When brutal winters roll into northern states deer hunters often wonder if the whitetail population will take a severe hit or if the animals can make it through to spring. Mortality for some is a given, of course, but how do deer and other wildlife manage to get through the frigid season?
By John J. Ozoga
Although some subspecies of white-tailed deer (Odocoileus virginianus) might differ only in subtle facial, body and tail markings and colorations, others might differ greatly in body size. The largest of 38 subspecies include the northern woodland (borealis), Dakota (dacotensis) and northwest (ochrorous) whitetails, which inhabit the northern United States and Canada. These deer stand about 40 inches at the shoulder, and males can weigh up to 400 pounds.
In contrast, the smallest whitetails tend to come from warmer, southerly climates. For example, the Margarita Island subspecies (margaritae), which lives off the coast of Venezuela, might weigh less than 40 pounds at maturity.
This geographic trend in body size — largest in the North, smallest near the equator, with intermediate sizes occurring at mid-latitudes — is also seen in other mammals and is referred to as Bergmann’s Rule, after the scientist who first observed and described the phenomenon.
This relationship of body size to latitude is of interest to deer hunters and deer managers because body size and antler size generally go together. That is, the largest-bodied bucks generally grow the largest antlers and tend to come from northern portions of the whitetail’s geographic range.
More important, the biological manifestation of Bergmann’s Rule has special survival value for deer in that it permits them to better cope with extreme, unfavorable temperatures. Because a large body has less surface area in relation to total body mass, a large-bodied deer retains body heat more efficiently than does a small-bodied deer. Such an energy-conserving advantage could mean the difference between life and death for Northern whitetails faced with prolonged exposure to periods of sub-zero temperatures, periods often accompanied by limited supplies of food of low nutritive value. Conversely, small-bodied deer living in areas of hot weather are better able to dissipate surplus heat and maintain body temperature equilibrium.

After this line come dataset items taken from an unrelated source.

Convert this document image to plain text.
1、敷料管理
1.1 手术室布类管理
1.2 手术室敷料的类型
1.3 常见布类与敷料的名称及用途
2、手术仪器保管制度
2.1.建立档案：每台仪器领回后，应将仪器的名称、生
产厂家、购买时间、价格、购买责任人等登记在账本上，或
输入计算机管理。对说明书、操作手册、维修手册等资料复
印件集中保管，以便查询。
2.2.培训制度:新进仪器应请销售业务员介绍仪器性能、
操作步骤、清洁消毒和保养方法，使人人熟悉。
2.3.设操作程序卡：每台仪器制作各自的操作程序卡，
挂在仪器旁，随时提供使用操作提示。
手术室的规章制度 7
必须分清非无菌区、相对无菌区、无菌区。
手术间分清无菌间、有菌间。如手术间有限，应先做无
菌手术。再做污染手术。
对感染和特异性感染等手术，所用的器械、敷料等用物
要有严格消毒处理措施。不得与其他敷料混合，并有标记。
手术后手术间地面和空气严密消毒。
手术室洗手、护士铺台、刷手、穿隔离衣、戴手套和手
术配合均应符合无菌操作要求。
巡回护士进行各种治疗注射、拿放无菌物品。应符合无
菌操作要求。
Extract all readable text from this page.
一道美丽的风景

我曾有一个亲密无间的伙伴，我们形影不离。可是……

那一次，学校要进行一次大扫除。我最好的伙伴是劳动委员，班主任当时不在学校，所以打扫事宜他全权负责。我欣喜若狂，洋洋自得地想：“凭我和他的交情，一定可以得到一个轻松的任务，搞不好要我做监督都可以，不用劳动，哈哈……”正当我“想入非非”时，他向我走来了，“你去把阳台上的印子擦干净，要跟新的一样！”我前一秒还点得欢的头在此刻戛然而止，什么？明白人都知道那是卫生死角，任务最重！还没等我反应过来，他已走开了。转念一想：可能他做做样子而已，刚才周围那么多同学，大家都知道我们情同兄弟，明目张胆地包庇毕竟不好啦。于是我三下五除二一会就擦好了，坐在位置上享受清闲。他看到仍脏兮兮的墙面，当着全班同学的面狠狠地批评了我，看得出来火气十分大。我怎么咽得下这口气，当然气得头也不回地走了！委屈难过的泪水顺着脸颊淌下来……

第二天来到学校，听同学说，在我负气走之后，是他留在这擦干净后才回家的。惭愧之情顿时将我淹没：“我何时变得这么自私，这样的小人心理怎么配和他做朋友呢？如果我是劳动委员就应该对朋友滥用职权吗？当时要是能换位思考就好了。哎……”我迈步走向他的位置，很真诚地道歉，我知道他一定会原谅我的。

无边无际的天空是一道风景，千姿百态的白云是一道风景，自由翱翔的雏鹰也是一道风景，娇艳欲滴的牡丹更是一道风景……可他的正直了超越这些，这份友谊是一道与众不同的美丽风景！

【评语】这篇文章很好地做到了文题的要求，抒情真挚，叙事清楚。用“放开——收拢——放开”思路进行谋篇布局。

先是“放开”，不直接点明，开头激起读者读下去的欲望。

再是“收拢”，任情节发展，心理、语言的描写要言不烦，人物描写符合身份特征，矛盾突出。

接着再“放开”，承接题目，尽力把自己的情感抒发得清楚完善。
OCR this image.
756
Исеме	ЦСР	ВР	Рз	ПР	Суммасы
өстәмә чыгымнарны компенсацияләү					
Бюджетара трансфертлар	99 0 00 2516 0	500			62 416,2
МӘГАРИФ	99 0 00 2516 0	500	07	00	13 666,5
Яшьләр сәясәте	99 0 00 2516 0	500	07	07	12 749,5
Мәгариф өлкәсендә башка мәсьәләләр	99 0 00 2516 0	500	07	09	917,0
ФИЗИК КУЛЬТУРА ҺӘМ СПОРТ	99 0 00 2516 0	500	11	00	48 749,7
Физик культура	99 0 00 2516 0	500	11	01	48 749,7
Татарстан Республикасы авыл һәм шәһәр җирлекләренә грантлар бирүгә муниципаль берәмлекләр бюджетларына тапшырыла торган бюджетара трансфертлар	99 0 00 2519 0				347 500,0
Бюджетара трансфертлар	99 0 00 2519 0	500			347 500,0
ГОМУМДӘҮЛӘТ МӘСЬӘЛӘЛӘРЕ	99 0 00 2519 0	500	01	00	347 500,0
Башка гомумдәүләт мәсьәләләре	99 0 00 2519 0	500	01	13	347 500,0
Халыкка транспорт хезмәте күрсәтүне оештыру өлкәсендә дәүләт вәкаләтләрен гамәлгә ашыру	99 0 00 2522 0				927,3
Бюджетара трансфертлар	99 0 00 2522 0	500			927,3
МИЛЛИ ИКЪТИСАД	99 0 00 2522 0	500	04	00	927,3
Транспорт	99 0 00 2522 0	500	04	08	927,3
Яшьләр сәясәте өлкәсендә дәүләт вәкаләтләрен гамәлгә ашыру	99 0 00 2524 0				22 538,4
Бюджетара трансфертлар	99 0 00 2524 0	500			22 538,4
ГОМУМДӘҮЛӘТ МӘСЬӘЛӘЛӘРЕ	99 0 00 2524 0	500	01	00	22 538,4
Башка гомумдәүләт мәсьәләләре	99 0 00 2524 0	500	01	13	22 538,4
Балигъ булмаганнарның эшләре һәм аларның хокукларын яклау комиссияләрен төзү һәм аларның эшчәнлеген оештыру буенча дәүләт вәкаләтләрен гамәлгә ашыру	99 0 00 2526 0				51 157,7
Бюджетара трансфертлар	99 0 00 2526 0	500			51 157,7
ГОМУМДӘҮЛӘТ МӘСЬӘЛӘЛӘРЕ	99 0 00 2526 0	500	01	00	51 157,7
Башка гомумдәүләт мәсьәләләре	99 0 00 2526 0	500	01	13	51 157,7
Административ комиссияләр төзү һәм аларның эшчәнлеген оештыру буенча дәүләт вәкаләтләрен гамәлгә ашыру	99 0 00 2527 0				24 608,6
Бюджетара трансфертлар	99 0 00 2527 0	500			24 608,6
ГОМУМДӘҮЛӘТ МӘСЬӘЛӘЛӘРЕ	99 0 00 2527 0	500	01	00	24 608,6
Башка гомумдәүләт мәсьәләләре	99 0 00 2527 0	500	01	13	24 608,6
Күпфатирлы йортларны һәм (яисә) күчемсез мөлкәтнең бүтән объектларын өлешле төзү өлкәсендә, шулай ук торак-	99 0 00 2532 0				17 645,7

Although genetic factors largely account for the body size differences articulated in Bergmann’s Rule, prevailing environmental conditions also play a vital role. The large Northern subspecies of whitetails have the innate ability to grow to large size, but they must be born on schedule and be well nourished to do so.
Regardless of their birth date, fawns that are malnourished during summer and autumn are not likely to achieve their maximum growth potential before facing their first stressful winter, which decreases their prospects for survival. Even if stunted fawns survive their first winter, they seldom demonstrate compensatory growth later in life, especially if subjected to continued dietary deficiencies; most grow up to be undersized adults.